立位や歩行の際,人体には床反力という力が作用しています。床反力による関節モーメントに対して身体を釣り合わせるために,筋張力による関節モーメントが発揮されています。この床反力によるモーメントは身体外部から作用しているので外部関節モーメント,筋張力によるモーメントは身体内部から作用しているので,内部関節モーメントと呼ばれます。

したがって,特定の姿勢・動作時に働いている筋群を推定するためには,内部関節モーメントをみます。したがって,内部膝関節伸展モーメントが作用しているとは,膝関節伸展筋群が働いているということになります。

 

関節パワーとは

関節パワーとは,関節モーメントパワーとも呼ばれ,関節モーメントと関節の角速度の積で求められます。

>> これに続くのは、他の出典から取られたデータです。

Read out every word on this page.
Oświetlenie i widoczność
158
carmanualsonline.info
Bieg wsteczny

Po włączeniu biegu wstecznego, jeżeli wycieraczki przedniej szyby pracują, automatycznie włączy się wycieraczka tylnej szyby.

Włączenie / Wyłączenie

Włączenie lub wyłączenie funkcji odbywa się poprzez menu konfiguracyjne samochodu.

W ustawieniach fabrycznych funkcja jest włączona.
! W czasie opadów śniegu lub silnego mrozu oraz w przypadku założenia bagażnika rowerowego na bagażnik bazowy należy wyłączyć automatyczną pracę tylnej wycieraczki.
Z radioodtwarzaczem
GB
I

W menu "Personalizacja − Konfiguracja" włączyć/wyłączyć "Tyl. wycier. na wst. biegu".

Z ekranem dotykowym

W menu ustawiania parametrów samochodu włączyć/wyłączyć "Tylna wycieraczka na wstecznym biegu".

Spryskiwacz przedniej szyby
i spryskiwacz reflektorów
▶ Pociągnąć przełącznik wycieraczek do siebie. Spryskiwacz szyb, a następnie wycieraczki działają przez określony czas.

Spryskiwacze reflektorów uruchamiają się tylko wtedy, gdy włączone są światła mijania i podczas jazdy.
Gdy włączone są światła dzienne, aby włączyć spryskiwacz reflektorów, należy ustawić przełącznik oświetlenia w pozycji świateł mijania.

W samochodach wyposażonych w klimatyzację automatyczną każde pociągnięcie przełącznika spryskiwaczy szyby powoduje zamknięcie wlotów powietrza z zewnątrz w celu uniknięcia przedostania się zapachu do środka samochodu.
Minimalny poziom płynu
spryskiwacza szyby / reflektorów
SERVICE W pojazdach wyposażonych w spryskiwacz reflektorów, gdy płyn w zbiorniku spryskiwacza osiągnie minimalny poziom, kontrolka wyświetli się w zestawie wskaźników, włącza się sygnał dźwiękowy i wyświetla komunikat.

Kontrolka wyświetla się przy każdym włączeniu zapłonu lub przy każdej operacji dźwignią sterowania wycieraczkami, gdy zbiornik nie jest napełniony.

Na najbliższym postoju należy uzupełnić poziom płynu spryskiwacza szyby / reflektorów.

角速度とは,単位時間に関節がどちらに何度動いたかを示す指標で,単位としては°/秒,ラジアン/秒(←こっちの方が標準)で表現されます。この関節パワーから何が言えるのかというと,その瞬間に筋が求心性収縮をしているか遠心性収縮をしているかが判別できます。

例えば,内的膝関節伸展モーメントが作用している(膝関節伸展筋群が働いている)時に,伸展方向の角速度が働いている(関節は伸展方向に動いている)場合は,膝関節伸展筋群は求心性収縮していることになります。反対に屈曲方向の角速度が働いている(関節は屈曲方向に動いている)場合は,膝関節伸展筋群は遠心性収縮していることになります。

 

どのように値をみるのか

値をみるときは,まずプラスかマイナスかをみます。基本的には,値がプラスであれば求心性,マイナスであれば遠心性収縮を示します。また,値の大きさは,単位時間当たりの仕事の大きさを示します。ちなみに仕事とは,物体に力を加えて力を加えた方向に動かすことをいい,加えた力と動いた距離の積で示されます。なので,関節でいう仕事とは,筋張力と関節が動いた角度の積で示されます。

 

まとめ

関節パワーはなかなか解釈が難しいですが,値の正負で求心性,遠心性の判別,値の大きさで関節における仕事の大きさを示しているものになります。

学会発表,論文でも時々出てくる指標なので,数値の解釈ができると理解も深まると思いますので,ぜひ知っていただければと思います。